Manufacturing Industry
Plastics in automotive
Plastics Engineering, Sept, 1994 by Victor Wigotsky
Competition and cooperation simultaneously increase within the U.S. automotive industry. While the desire to win the consumer is fiercer than ever, the willingness of the OEMs to work together, to further the interests of the industry and society as a whole, is evident in the multiplying consortiums and cooperative ventures.
Environment-sensitive cars
The drive to develop a new generation of cleaner, more energy-efficient cars is gaining momentum. Numerous activities inside and outside the automotive industry demonstrate the growing commitment. Irvin E. Poston, manager, Polymer Composites, GM Corp., says that not only the formalized Big Three and supplier groups, such as the U.S. Council for Automotive Research (USCAR) and the Automotive Composites Consortium are involved; there is also an expanding participation of U.S. federal government laboratories and other facilities that ordinarily would not be directly identified with automotive design. Allocation of government funds, often for automotive projects under the direction of the federal laboratories, aims at dovetailing multiple developmental efforts on a cooperative basis. A Partnership for a New Generation of Vehicles (PNGV) has been organized under USCAR to coordinate industry/government projects.
Poston cites the Oak Ridge National Laboratory in Tennessee as an example. Known, of course, for nuclear research, Oak Ridge would seem like an unlikely participant. But the focus relative to the automotive industry is on large-scale saving of energy. The goal is highlighted by the U.S. Department of Energy's recent (1992) initiation of a Lightweight Materials for Transportation program. Developed through the Office of Energy Efficiency and Renewable Energy, Office of Transportation Materials, the Oak Ridge program is sponsoring R&D in industry, universities, and national laboratories. A key objective is to integrate and optimize the numerous team approaches at the cooperating facilities, including the National Aeronautics and Space Administration, the Department of Defense, the Department of Transportation, and the National Institute of Standards and Technology. Testing of appropriate models in an enhanced government-industry partnership is another basic goal.
The average weight of a passenger car has been reduced nearly 25% over the last two decades, says Geoffrey M. Wood, deputy manager, Lightweight Materials Program, Dept. of Energy Laboratory, Oak Ridge National Laboratory. Wood says that among the potential benefits of a further 25% weight reduction of the U.S. passenger car fleet, about 750,000 barrels per day of gasoline could be saved, and carbon dioxide emissions could be reduced by about 100 million tons per year. He adds that automakers estimate that existing vehicles are near optimum with the choices of materials and manufacturing methods currently employed. Therefore, a major new effort is needed to develop new processes; to create new, more cost-effective lightweight material forms; to enhance computer simulation capabilities; and to accelerate application of these gains in lighter-weight car designs.

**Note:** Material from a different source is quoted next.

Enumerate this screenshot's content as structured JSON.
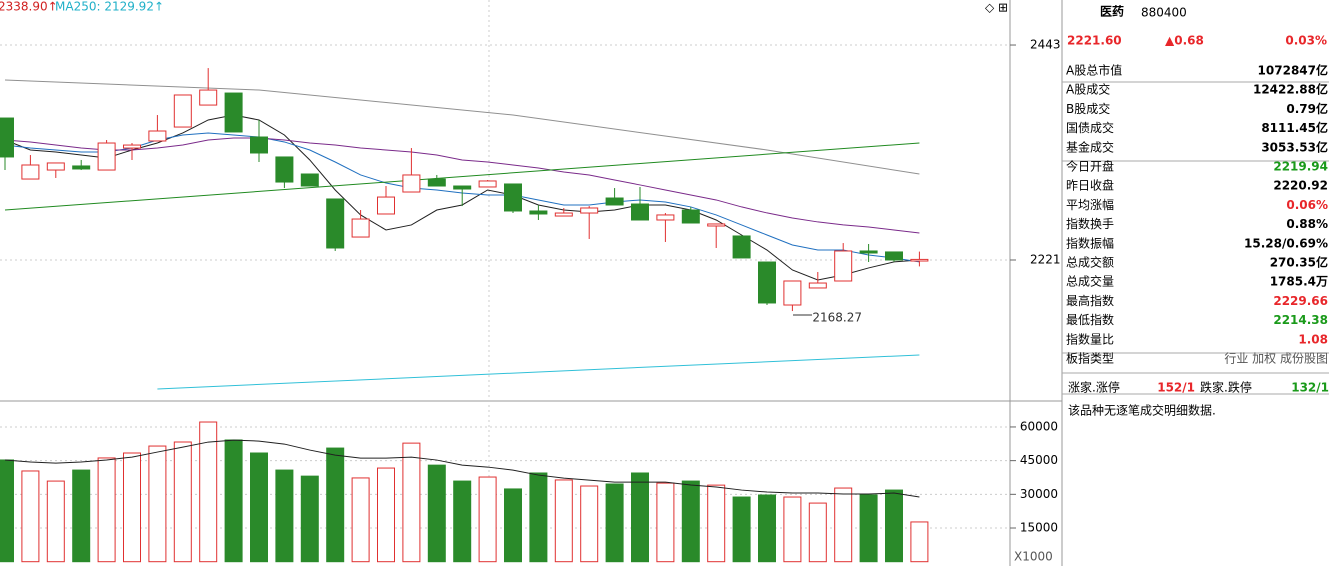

New technology also is intended to be supportive of the federal PNGV program announced in 1993 to develop a "clean" (pollution-prevention) and "super" (energy-efficient) car with a fuel efficiency capability of 80 miles/gallon. Such a vehicle would require advances in materials concepts, aerodynamics, structural performance, and powertrain technology. The projected time-line calls for a narrowing of the technology focus by 1998; emergence of a concept vehicle by 2001; and the building of a production prototype by 2005.
One of the initial projects out of Oak Ridge, developed with the Automotive Composites Consortium, has been on adhesive bonding of composites. The goal of this industry-driven activity is to develop uniform test standards and methodologies for better prediction of the ultimate strengths of bonded joints, whether plastic-to-plastic or plastic-to-metal. Wood says that other projects, especially tied to the PNGV effort, are just starting.
Demands, demands
The automotive companies thus must deal with demands for accelerated development of materials and processes to meet anticipated objectives of mileage, emissions, and safety, and expanding requirements for recycling, all while satisfying customer desires regarding size, performance, and quality. Wood foresees polymer composites as "the longer-term future" for the projected lightweight cars, not least because of the materials' capacity to consolidate components and thus reduce tooling and assembly costs.
GM's Poston also predicts a growing role for plastics, notably polymer composites, as weight reduction, improved safety, and fuel economy continue to be targeted. The Big Three's Automotive Composites Consortium, for example, is trying to develop more economical processes for producing large, complex, composite structures. Currently involved are improvements in preforming, high-speed resin transfer molding, and robotics techniques for laying down reinforcing fibers.